Section 4: Motion on a Rough Inclined Plane
Analyzing Forces on an Incline
When dealing with an inclined plane, the forces acting on the body must be resolved into components. These can be separated into parallel and perpendicular components related to the surface of the incline.
Resolving Forces
- The weight of the body can be resolved into:
- Perpendicular to the incline: $W_{\perpendicular} = mg \cos(\theta)$
- Parallel to the incline: $W_{\parallel} = mg \sin(\theta)$
- The normal reaction force ($R$) acts perpendicular to the slope:
$$R = mg \cos(\theta)$$
- The frictional force ($F_f$) is again $\mu R$ where $\mu$ is the coefficient of friction.

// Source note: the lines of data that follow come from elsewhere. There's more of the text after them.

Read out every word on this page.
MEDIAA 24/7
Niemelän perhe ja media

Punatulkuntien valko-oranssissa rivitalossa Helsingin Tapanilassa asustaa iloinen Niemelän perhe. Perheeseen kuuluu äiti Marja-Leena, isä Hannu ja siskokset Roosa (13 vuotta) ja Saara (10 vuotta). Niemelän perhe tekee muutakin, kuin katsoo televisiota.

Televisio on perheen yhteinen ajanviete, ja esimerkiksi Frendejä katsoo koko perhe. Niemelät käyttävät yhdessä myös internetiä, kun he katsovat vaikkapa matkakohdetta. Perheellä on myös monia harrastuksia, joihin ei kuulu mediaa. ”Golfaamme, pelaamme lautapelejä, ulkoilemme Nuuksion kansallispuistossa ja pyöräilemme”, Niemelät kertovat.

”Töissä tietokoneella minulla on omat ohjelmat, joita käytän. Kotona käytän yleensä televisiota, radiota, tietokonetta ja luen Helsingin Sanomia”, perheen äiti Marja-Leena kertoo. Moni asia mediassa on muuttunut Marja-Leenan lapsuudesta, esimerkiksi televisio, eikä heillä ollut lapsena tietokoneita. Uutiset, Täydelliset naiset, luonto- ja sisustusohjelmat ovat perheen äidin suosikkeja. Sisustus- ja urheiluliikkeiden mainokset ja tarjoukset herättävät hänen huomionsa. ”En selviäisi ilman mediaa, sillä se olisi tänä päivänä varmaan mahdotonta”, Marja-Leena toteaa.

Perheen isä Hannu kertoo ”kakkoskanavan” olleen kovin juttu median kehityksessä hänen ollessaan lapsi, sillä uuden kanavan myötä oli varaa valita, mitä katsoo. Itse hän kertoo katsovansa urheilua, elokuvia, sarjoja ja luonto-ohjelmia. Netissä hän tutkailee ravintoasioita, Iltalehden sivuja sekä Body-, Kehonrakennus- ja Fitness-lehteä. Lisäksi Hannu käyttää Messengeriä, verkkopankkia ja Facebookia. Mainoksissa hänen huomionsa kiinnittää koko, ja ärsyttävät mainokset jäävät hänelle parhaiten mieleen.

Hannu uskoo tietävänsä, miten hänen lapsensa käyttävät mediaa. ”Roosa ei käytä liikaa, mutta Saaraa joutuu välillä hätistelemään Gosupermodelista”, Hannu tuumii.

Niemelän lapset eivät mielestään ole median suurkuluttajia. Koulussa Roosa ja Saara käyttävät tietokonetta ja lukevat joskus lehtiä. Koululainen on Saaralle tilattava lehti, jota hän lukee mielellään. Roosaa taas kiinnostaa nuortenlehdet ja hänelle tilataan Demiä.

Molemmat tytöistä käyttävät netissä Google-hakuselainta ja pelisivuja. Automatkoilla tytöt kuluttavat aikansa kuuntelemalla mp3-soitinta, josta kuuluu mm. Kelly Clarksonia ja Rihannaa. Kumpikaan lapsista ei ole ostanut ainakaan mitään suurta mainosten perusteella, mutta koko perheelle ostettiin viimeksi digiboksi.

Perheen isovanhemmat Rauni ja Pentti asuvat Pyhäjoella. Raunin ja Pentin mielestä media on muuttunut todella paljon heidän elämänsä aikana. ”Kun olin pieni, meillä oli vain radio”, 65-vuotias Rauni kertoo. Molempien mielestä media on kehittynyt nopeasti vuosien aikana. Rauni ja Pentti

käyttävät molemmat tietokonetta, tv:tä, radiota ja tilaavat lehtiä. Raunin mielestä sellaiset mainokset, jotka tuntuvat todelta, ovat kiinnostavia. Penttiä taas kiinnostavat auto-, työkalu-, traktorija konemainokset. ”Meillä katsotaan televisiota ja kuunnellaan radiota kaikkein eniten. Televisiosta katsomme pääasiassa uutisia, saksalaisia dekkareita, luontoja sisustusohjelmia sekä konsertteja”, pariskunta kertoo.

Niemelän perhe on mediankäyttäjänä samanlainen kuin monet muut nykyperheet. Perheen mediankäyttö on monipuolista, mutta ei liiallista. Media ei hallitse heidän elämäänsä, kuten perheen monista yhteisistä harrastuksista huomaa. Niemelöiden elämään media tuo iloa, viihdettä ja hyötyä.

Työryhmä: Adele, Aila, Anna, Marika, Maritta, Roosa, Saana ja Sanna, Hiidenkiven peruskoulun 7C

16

Worked Example 4: Motion on an Incline
Problem: A block of mass $m = 5 \, \text{kg}$ is on a frictional inclined plane ($\mu = 0.2$) inclined at $30^\circ$. Determine if the block will slide down the incline.
Solution:
Calculate the weight components:
- Perpendicular to incline:
$$R = mg \cos(30^\circ) = 5 \, \text{kg} \times 9.81 \, \text{m/s}^2 \times \frac{\sqrt{3}}{2} \approx 42.43 \, \text{N}$$
- Parallel to incline:
$$W_{\parallel} = mg \sin(30^\circ) = 5 \, \text{kg} \times 9.81 \, \text{m/s}^2 \times \frac{1}{2} = 24.52 \, \text{N}$$
Now, calculate the frictional force:
$$F_f = \mu R = 0.2 \times 42.43 \, \text{N} \approx 8.49 \, \text{N}$$
Compare the parallel component and the friction:
- Gravitational force down the incline: $24.52 \, \text{N}$
- Frictional force up the incline: $8.49 \, \text{N}$
The net force down the incline will be:
$$F_{\text{net}} = W_{\parallel} - F_f = 24.52 \, \text{N} - 8.49 \, \text{N} = 16.03 \, \text{N}$$
Since $F_{\text{net}} > 0$, the block will slide down the incline with a net force of approximately $16.03 \, \text{N}$.
Conclusion
In this lesson, we have covered the essential concepts of friction on rough surfaces. We discussed the friction model, limiting equilibrium, motion on rough horizontal surfaces, and motion on inclined planes. Understanding these principles allows us to analyze real-world situations where friction plays a crucial role. Through worked examples, we learned how to perform calculations that determine the state of motion for various objects under the influence of friction.
Study Notes
- Friction opposes motion between surfaces in contact.
- The maximum frictional force is given by $F_f \leq \mu R$.
- Limiting equilibrium occurs when $F = \mu_s R$.
- Analyze forces both vertically and horizontally for bodies in motion.
- On inclined planes, resolve weight into components to apply friction accordingly.